Proteus Digital Health has raised $120 million from new, undisclosed investors described as "major new institutional investors based in the United States, Europe and Asia." The company will use the funding to continue its plans to commercialize its ingestible sensor system at scale, as well as to continue demonstrating the value of the technology on health outcomes and costs.
The Proteus digital medicine platform is a medication management and adherence system that includes unique measurement tools, like sensor-enabled pills, a peel-and-stick biometric sensor patch worn on the body, and companion smartphone apps. The patch records when a pill is ingested and also tracks other things like sleep patterns and physical activity levels. The ingestible sensor component secured FDA clearance in July 2012, while the company’s sensor-laden patch got FDA clearance in 2010.
“We are entering the commercial era of the Internet of Things (IoT) - your car, your clothes and increasingly your personal care products are going to be connected," President and CEO Andrew Thompson said in a statement. "Our focus is on partnering with major health systems to deliver solutions that enable consumers and their families to switch on their own healthcare, creating critical information that can be used to ensure they and their doctors make positive decisions about use of medicines and personal health choices. A key part of our success will be to ensure that we have the support of investors as we build this market. The financing we closed is an important demonstration of investor confidence in the growth potential created by IoT companies.”
Proteus announced this past March that it would open its first international manufacturing plant for its digital medicine system in the UK, in partnership with parts of the UK's National Health Service. The company expects to employ 200 at the facility.

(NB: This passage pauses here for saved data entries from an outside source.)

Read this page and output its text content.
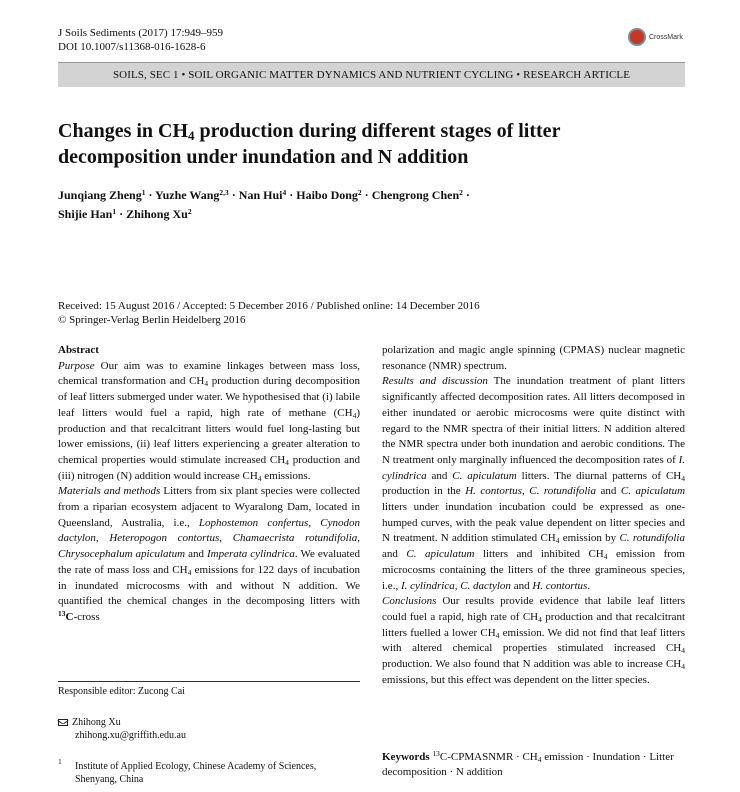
J Soils Sediments (2017) 17:949–959
DOI 10.1007/s11368-016-1628-6
CrossMark
SOILS, SEC 1 • SOIL ORGANIC MATTER DYNAMICS AND NUTRIENT CYCLING • RESEARCH ARTICLE
Changes in $CH_4$ production during different stages of litter
decomposition under inundation and N addition
Junqiang Zheng$^1$ · Yuzhe Wang$^{2,3}$ · Nan Hui$^4$ · Haibo Dong$^2$ · Chengrong Chen$^2$ ·
Shijie Han$^1$ · Zhihong Xu$^2$
Received: 15 August 2016 / Accepted: 5 December 2016 / Published online: 14 December 2016
© Springer-Verlag Berlin Heidelberg 2016
Abstract
Purpose Our aim was to examine linkages between mass loss, chemical transformation and $CH_4$ production during decomposition of leaf litters submerged under water. We hypothesised that (i) labile leaf litters would fuel a rapid, high rate of methane $(CH_4)$ production and that recalcitrant litters would fuel long-lasting but lower emissions, (ii) leaf litters experiencing a greater alteration to chemical properties would stimulate increased $CH_4$ production and (iii) nitrogen (N) addition would increase $CH_4$ emissions.
Materials and methods Litters from six plant species were collected from a riparian ecosystem adjacent to Wyaralong Dam, located in Queensland, Australia, i.e., Lophostemon confertus, Cynodon dactylon, Heteropogon contortus, Chamaecrista rotundifolia, Chrysocephalum apiculatum and Imperata cylindrica. We evaluated the rate of mass loss and $CH_4$ emissions for 122 days of incubation in inundated microcosms with and without N addition. We quantified the chemical changes in the decomposing litters with $^{13}$C-cross
polarization and magic angle spinning (CPMAS) nuclear magnetic resonance (NMR) spectrum.
Results and discussion The inundation treatment of plant litters significantly affected decomposition rates. All litters decomposed in either inundated or aerobic microcosms were quite distinct with regard to the NMR spectra of their initial litters. N addition altered the NMR spectra under both inundation and aerobic conditions. The N treatment only marginally influenced the decomposition rates of I. cylindrica and C. apiculatum litters. The diurnal patterns of $CH_4$ production in the H. contortus, C. rotundifolia and C. apiculatum litters under inundation incubation could be expressed as one-humped curves, with the peak value dependent on litter species and N treatment. N addition stimulated $CH_4$ emission by C. rotundifolia and C. apiculatum litters and inhibited $CH_4$ emission from microcosms containing the litters of the three gramineous species, i.e., I. cylindrica, C. dactylon and H. contortus.
Conclusions Our results provide evidence that labile leaf litters could fuel a rapid, high rate of $CH_4$ production and that recalcitrant litters fuelled a lower $CH_4$ emission. We did not find that leaf litters with altered chemical properties stimulated increased $CH_4$ production. We also found that N addition was able to increase $CH_4$ emissions, but this effect was dependent on the litter species.
Keywords $^{13}$C-CPMASNMR · $CH_4$ emission · Inundation · Litter decomposition · N addition
Responsible editor: Zucong Cai
Zhihong Xu
zhihong.xu@griffith.edu.au
$^1$ Institute of Applied Ecology, Chinese Academy of Sciences,
Shenyang, China
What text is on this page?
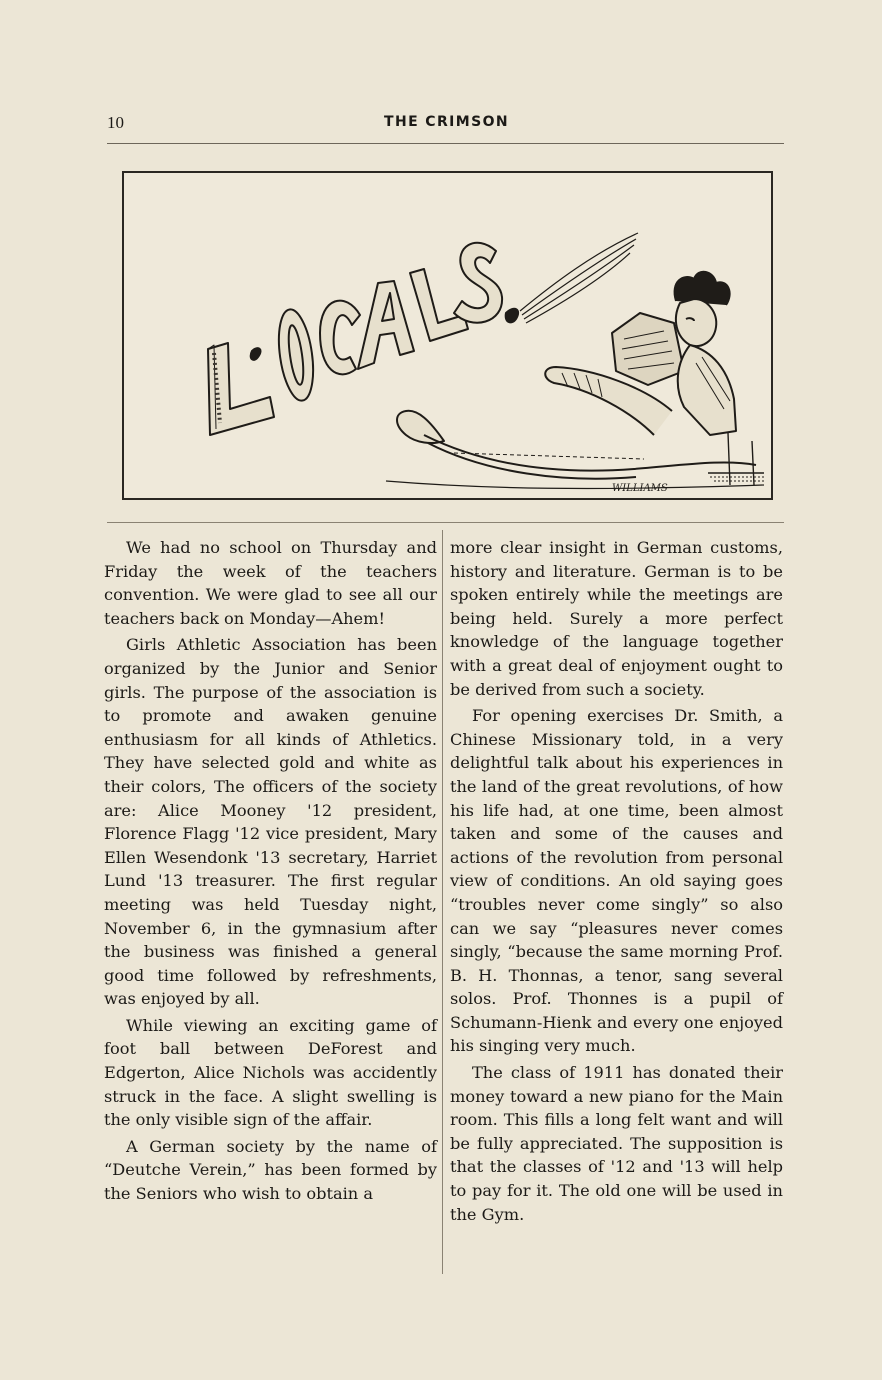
10	THE CRIMSON
WILLIAMS

We had no school on Thursday and Friday the week of the teachers convention. We were glad to see all our teachers back on Monday—Ahem!

Girls Athletic Association has been organized by the Junior and Senior girls. The purpose of the association is to promote and awaken genuine enthusiasm for all kinds of Athletics. They have selected gold and white as their colors, The officers of the society are: Alice Mooney '12 president, Florence Flagg '12 vice president, Mary Ellen Wesendonk '13 secretary, Harriet Lund '13 treasurer. The first regular meeting was held Tuesday night, November 6, in the gymnasium after the business was finished a general good time followed by refreshments, was enjoyed by all.

While viewing an exciting game of foot ball between DeForest and Edgerton, Alice Nichols was accidently struck in the face. A slight swelling is the only visible sign of the affair.

A German society by the name of “Deutche Verein,” has been formed by the Seniors who wish to obtain a

more clear insight in German customs, history and literature. German is to be spoken entirely while the meetings are being held. Surely a more perfect knowledge of the language together with a great deal of enjoyment ought to be derived from such a society.

For opening exercises Dr. Smith, a Chinese Missionary told, in a very delightful talk about his experiences in the land of the great revolutions, of how his life had, at one time, been almost taken and some of the causes and actions of the revolution from personal view of conditions. An old saying goes “troubles never come singly” so also can we say “pleasures never comes singly, “because the same morning Prof. B. H. Thonnas, a tenor, sang several solos. Prof. Thonnes is a pupil of Schumann-Hienk and every one enjoyed his singing very much.

The class of 1911 has donated their money toward a new piano for the Main room. This fills a long felt want and will be fully appreciated. The supposition is that the classes of '12 and '13 will help to pay for it. The old one will be used in the Gym.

“A large public health system in Europe can’t just buy products,” Thompson told MobiHealthNews at the time. “They issue a commission, which then validates and determines if the [healthcare] system should be buying products. Our anticipation is this is the beginning of a tendering and commissioning process for digital medicine.”
In addition to the funding, Proteus has appointed two new executives. Steve Feiler, former Chief Financial Officer of Hewlett-Packard's software division, has joined the company as CFO and Jonathan Symonds CBE chairman of HSBC Bank and former CFO of Novartis, has joined the company's board.
"Proteus Digital Health has created a remarkable leadership position in the digital health care market by enabling medicines to communicate with the internet," Symonds said in a statement. "This technology has the potential to enable Proteus Digital Health and its partners to re-engineer the existing commercial assets of the pharmaceutical industry in order to create high value proprietary products that leverage the drugs they already sell using the mobile phone in every consumer’s pocket."
This $120 million is a significant funding raise for a digital health company -- it surpasses any single raise from Q1 2014, or from all of 2013.
Proteus raised $32 million in debt financing in January, but the company's last equity raise was a $45 million round reported a year ago. That round was led by Oracle with participation from existing investors Otsuka, Novartis, Sino Portfolio and others. This $120 million round brings Proteus's total funding -- including the debt -- to north of $320 million.